Someone recently pointed out to me that much of what memgaze is has already been done, and better. True, and if I could've remembered the ghidra's name I think I would've tried to use it with the digraph plugin. But ghidra is very complex and heavy to set up. What it, and it's sources, are good for is good ideas! It's full of them. Particularly a form of binary visualization and identification using "digraphs" from Voyage of a Reverser_A Visual Study of Binary Species_ Sergey Bratus_ Greg Conti_ BlackHat USA_ 2010.pdf. To quote them,

A digraph is when bytes in the binary data are considered in sequential pairs. So that for the binary data of the ascii text "black hat" it would be,

bl	(98,108)
la	(108,97)
ac	(97,99)
ck	(99,107)
k_	(107,32)
_h	(32,104)
ha	(104,97)
at	(97,116)

Or the ascii string "battelle" would be,
ba		(0x62, 0x61)
 at		(0x61, 0x74)
  tt		(0x74, 0x74)
   te 		(0x74, 0x65)
    el		(0x65, 0x6c)
     ll		(0x6c, 0x6c)
      le	(0x6c, 0x65)

I basically just vibe coded this into memgaze 'image' mode and the result was instantly useful. The pairs of numbers (from the sequential byte pairs) are considered coordinates of pixels in an image object 256*256 in size and plotted as green pixels on a black background. But I noticed that detail was missing when I used *lots* of data so I added a 'normalized' mode too. I think it's pretty cool and both normal and normalized mode show different aspects.

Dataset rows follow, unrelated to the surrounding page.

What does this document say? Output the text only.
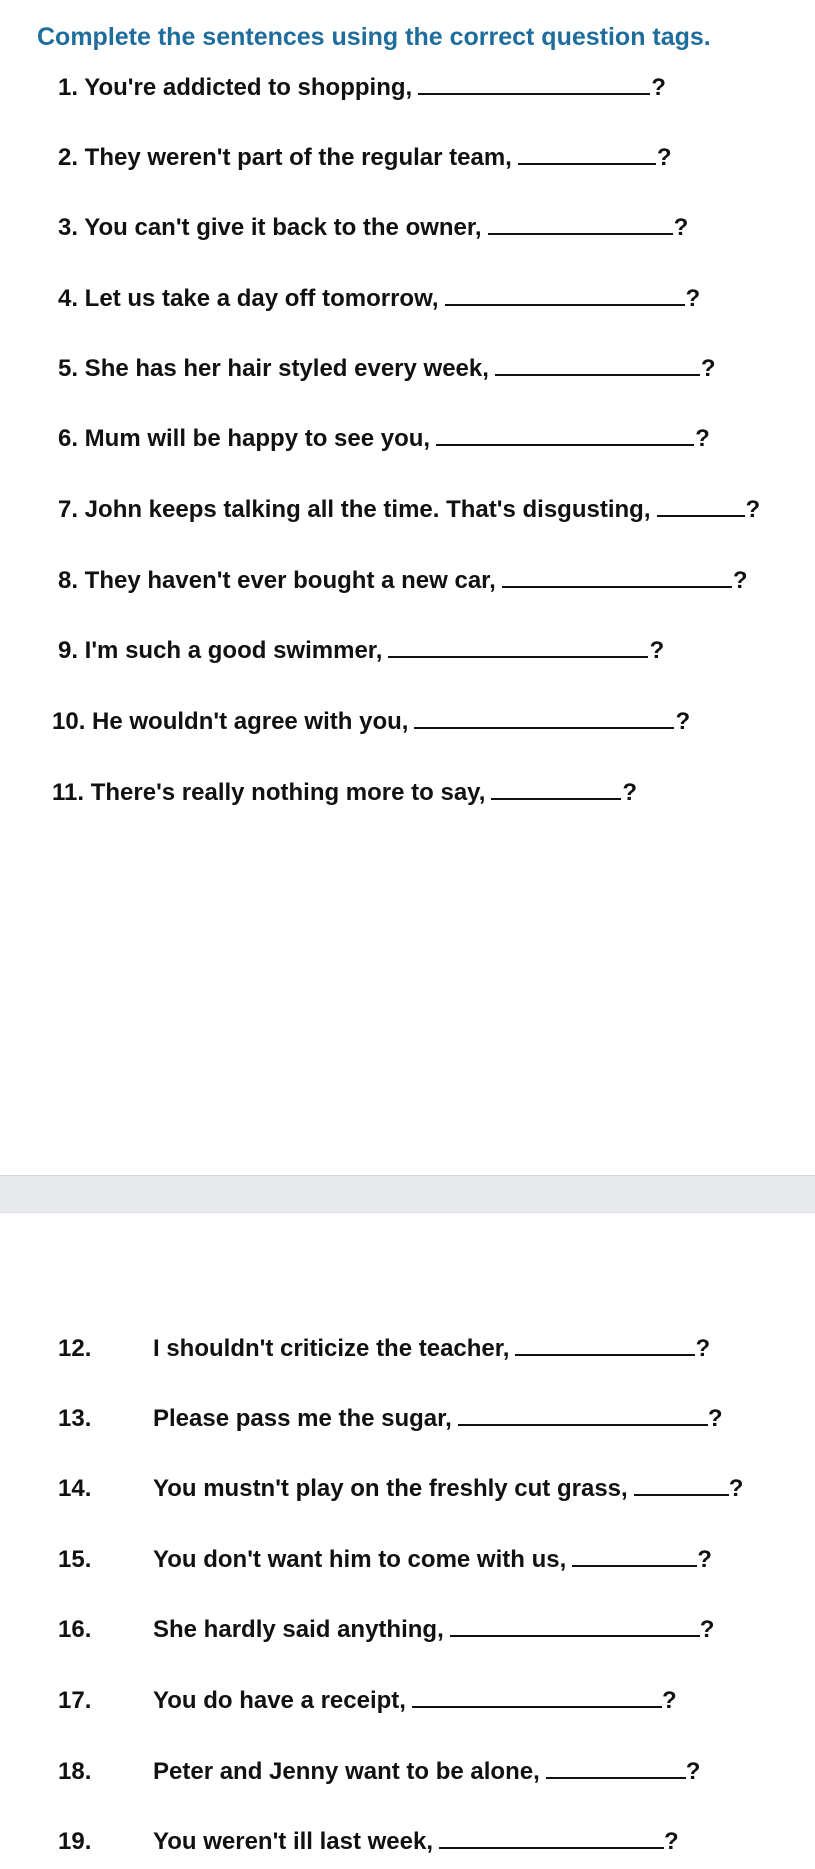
Complete the sentences using the correct question tags.
1. You're addicted to shopping,	?
2. They weren't part of the regular team,	?
3. You can't give it back to the owner,	?
4. Let us take a day off tomorrow,	?
5. She has her hair styled every week,	?
6. Mum will be happy to see you,	?
7. John keeps talking all the time. That's disgusting,	?
8. They haven't ever bought a new car,	?
9. I'm such a good swimmer,	?
10. He wouldn't agree with you,	?
11. There's really nothing more to say,	?
12.	I shouldn't criticize the teacher,	?
13.	Please pass me the sugar,	?
14.	You mustn't play on the freshly cut grass,	?
15.	You don't want him to come with us,	?
16.	She hardly said anything,	?
17.	You do have a receipt,	?
18.	Peter and Jenny want to be alone,	?
19.	You weren't ill last week,	?
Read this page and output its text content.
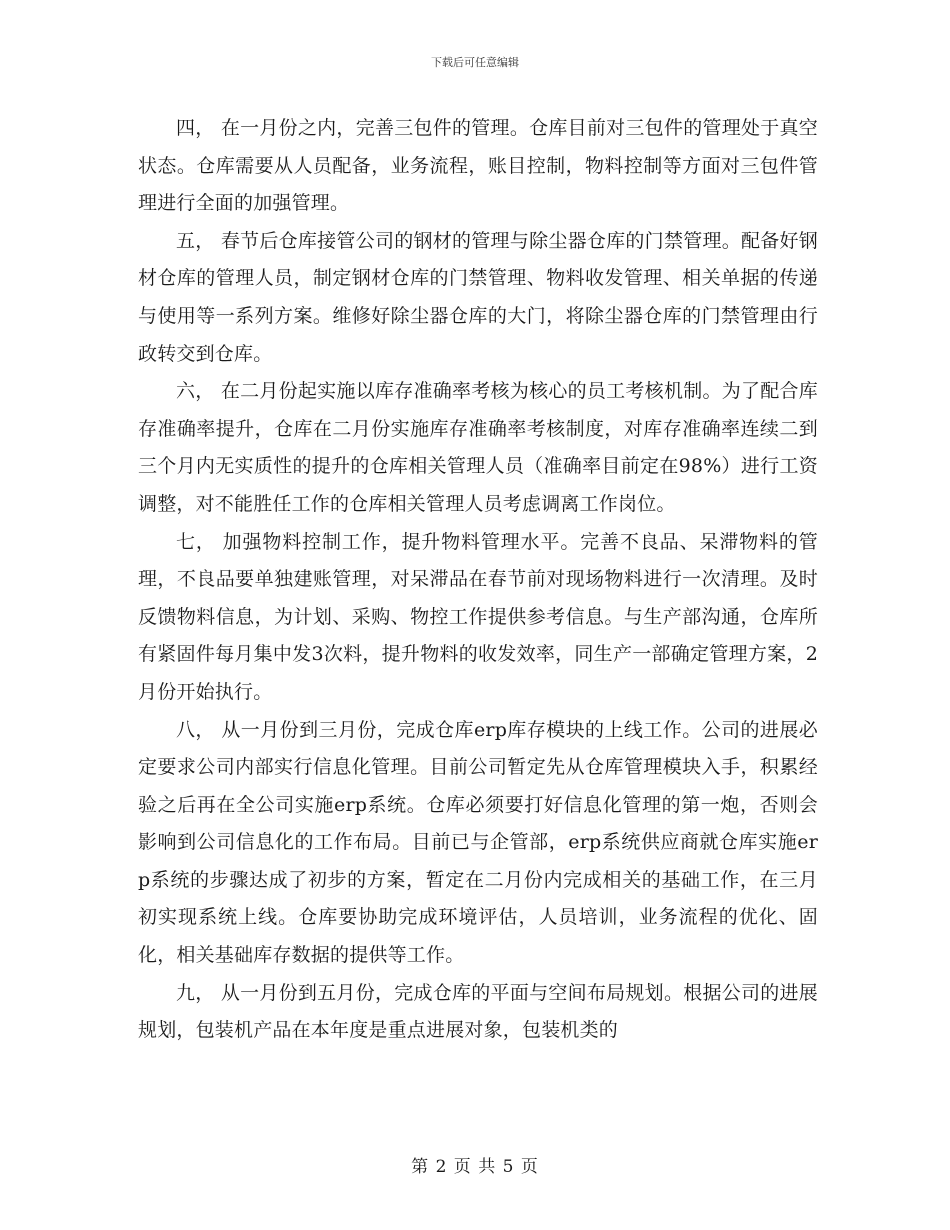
下载后可任意编辑

四， 在一月份之内，完善三包件的管理。仓库目前对三包件的管理处于真空状态。仓库需要从人员配备，业务流程，账目控制，物料控制等方面对三包件管理进行全面的加强管理。

五， 春节后仓库接管公司的钢材的管理与除尘器仓库的门禁管理。配备好钢材仓库的管理人员，制定钢材仓库的门禁管理、物料收发管理、相关单据的传递与使用等一系列方案。维修好除尘器仓库的大门，将除尘器仓库的门禁管理由行政转交到仓库。

六， 在二月份起实施以库存准确率考核为核心的员工考核机制。为了配合库存准确率提升，仓库在二月份实施库存准确率考核制度，对库存准确率连续二到三个月内无实质性的提升的仓库相关管理人员（准确率目前定在98%）进行工资调整，对不能胜任工作的仓库相关管理人员考虑调离工作岗位。

七， 加强物料控制工作，提升物料管理水平。完善不良品、呆滞物料的管理，不良品要单独建账管理，对呆滞品在春节前对现场物料进行一次清理。及时反馈物料信息，为计划、采购、物控工作提供参考信息。与生产部沟通，仓库所有紧固件每月集中发3次料，提升物料的收发效率，同生产一部确定管理方案，2月份开始执行。

八， 从一月份到三月份，完成仓库erp库存模块的上线工作。公司的进展必定要求公司内部实行信息化管理。目前公司暂定先从仓库管理模块入手，积累经验之后再在全公司实施erp系统。仓库必须要打好信息化管理的第一炮，否则会影响到公司信息化的工作布局。目前已与企管部，erp系统供应商就仓库实施erp系统的步骤达成了初步的方案，暂定在二月份内完成相关的基础工作，在三月初实现系统上线。仓库要协助完成环境评估，人员培训，业务流程的优化、固化，相关基础库存数据的提供等工作。

九， 从一月份到五月份，完成仓库的平面与空间布局规划。根据公司的进展规划，包装机产品在本年度是重点进展对象，包装机类的

第 2 页 共 5 页
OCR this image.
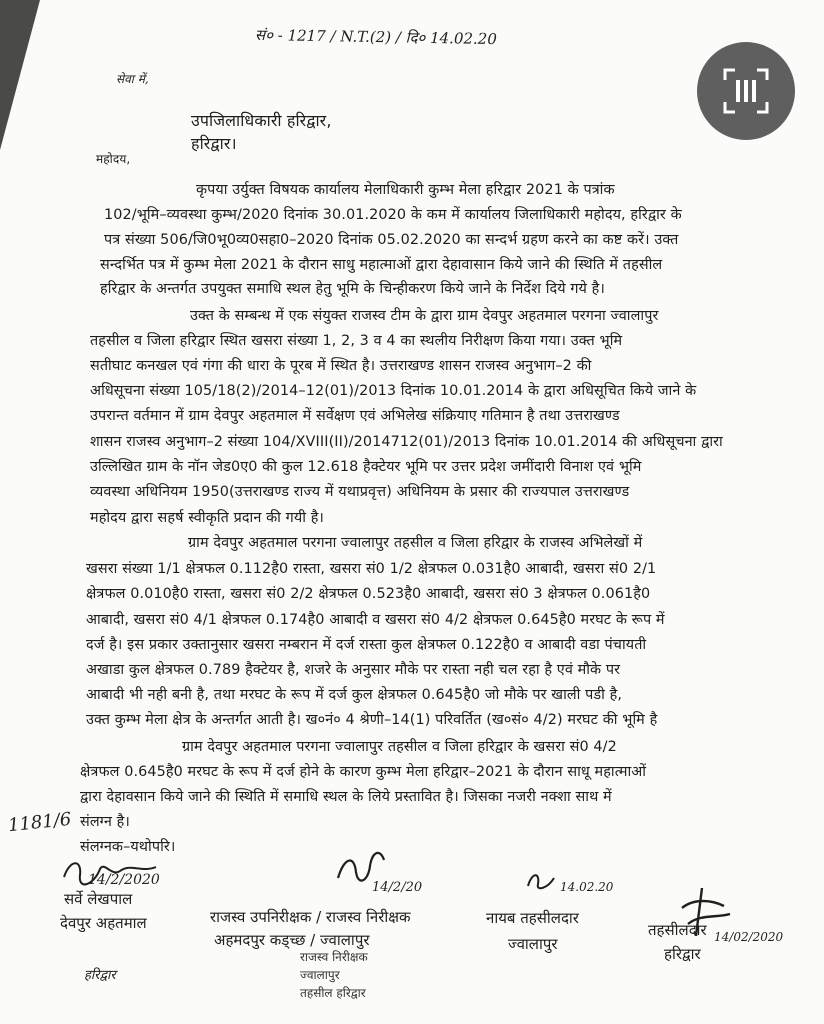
सं० - 1217 / N.T.(2) / दि० 14.02.20
सेवा में,
उपजिलाधिकारी हरिद्वार,
हरिद्वार।
महोदय,
कृपया उर्युक्त विषयक कार्यालय मेलाधिकारी कुम्भ मेला हरिद्वार 2021 के पत्रांक
102/भूमि–व्यवस्था कुम्भ/2020 दिनांक 30.01.2020 के कम में कार्यालय जिलाधिकारी महोदय, हरिद्वार के
पत्र संख्या 506/जि0भू0व्य0सहा0–2020 दिनांक 05.02.2020 का सन्दर्भ ग्रहण करने का कष्ट करें। उक्त
सन्दर्भित पत्र में कुम्भ मेला 2021 के दौरान साधु महात्माओं द्वारा देहावासान किये जाने की स्थिति में तहसील
हरिद्वार के अन्तर्गत उपयुक्त समाधि स्थल हेतु भूमि के चिन्हीकरण किये जाने के निर्देश दिये गये है।
उक्त के सम्बन्ध में एक संयुक्त राजस्व टीम के द्वारा ग्राम देवपुर अहतमाल परगना ज्वालापुर
तहसील व जिला हरिद्वार स्थित खसरा संख्या 1, 2, 3 व 4 का स्थलीय निरीक्षण किया गया। उक्त भूमि
सतीघाट कनखल एवं गंगा की धारा के पूरब में स्थित है। उत्तराखण्ड शासन राजस्व अनुभाग–2 की
अधिसूचना संख्या 105/18(2)/2014–12(01)/2013 दिनांक 10.01.2014 के द्वारा अधिसूचित किये जाने के
उपरान्त वर्तमान में ग्राम देवपुर अहतमाल में सर्वेक्षण एवं अभिलेख संक्रियाए गतिमान है तथा उत्तराखण्ड
शासन राजस्व अनुभाग–2 संख्या 104/XVIII(II)/2014712(01)/2013 दिनांक 10.01.2014 की अधिसूचना द्वारा
उल्लिखित ग्राम के नॉन जेड0ए0 की कुल 12.618 हैक्टेयर भूमि पर उत्तर प्रदेश जमींदारी विनाश एवं भूमि
व्यवस्था अधिनियम 1950(उत्तराखण्ड राज्य में यथाप्रवृत्त) अधिनियम के प्रसार की राज्यपाल उत्तराखण्ड
महोदय द्वारा सहर्ष स्वीकृति प्रदान की गयी है।
ग्राम देवपुर अहतमाल परगना ज्वालापुर तहसील व जिला हरिद्वार के राजस्व अभिलेखों में
खसरा संख्या 1/1 क्षेत्रफल 0.112है0 रास्ता, खसरा सं0 1/2 क्षेत्रफल 0.031है0 आबादी, खसरा सं0 2/1
क्षेत्रफल 0.010है0 रास्ता, खसरा सं0 2/2 क्षेत्रफल 0.523है0 आबादी, खसरा सं0 3 क्षेत्रफल 0.061है0
आबादी, खसरा सं0 4/1 क्षेत्रफल 0.174है0 आबादी व खसरा सं0 4/2 क्षेत्रफल 0.645है0 मरघट के रूप में
दर्ज है। इस प्रकार उक्तानुसार खसरा नम्बरान में दर्ज रास्ता कुल क्षेत्रफल 0.122है0 व आबादी वडा पंचायती
अखाडा कुल क्षेत्रफल 0.789 हैक्टेयर है, शजरे के अनुसार मौके पर रास्ता नही चल रहा है एवं मौके पर
आबादी भी नही बनी है, तथा मरघट के रूप में दर्ज कुल क्षेत्रफल 0.645है0 जो मौके पर खाली पडी है,
उक्त कुम्भ मेला क्षेत्र के अन्तर्गत आती है। ख०नं० 4 श्रेणी–14(1) परिवर्तित (ख०सं० 4/2) मरघट की भूमि है
ग्राम देवपुर अहतमाल परगना ज्वालापुर तहसील व जिला हरिद्वार के खसरा सं0 4/2
क्षेत्रफल 0.645है0 मरघट के रूप में दर्ज होने के कारण कुम्भ मेला हरिद्वार–2021 के दौरान साधू महात्माओं
द्वारा देहावसान किये जाने की स्थिति में समाधि स्थल के लिये प्रस्तावित है। जिसका नजरी नक्शा साथ में
संलग्न है।
संलग्नक–यथोपरि।
1181/6
14/2/2020
सर्वे लेखपाल
देवपुर अहतमाल
हरिद्वार
14/2/20
राजस्व उपनिरीक्षक / राजस्व निरीक्षक
अहमदपुर कड्च्छ / ज्वालापुर
राजस्व निरीक्षक
ज्वालापुर
तहसील हरिद्वार
14.02.20
नायब तहसीलदार
ज्वालापुर
तहसीलदार 14/02/2020
हरिद्वार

Mouse hover over the example digraph images below for the process name and which part of memory is represented. The 8bit wav is really distinctive. Images always have arcs or continuous curved lines. Text is always boxy arrays. It becomes quite easy to identify data types just by eye. It's probably be fairly feasible to train a small visual model to do this automagically with a synthetic dataset of labeled binary data types and normalized digraph images.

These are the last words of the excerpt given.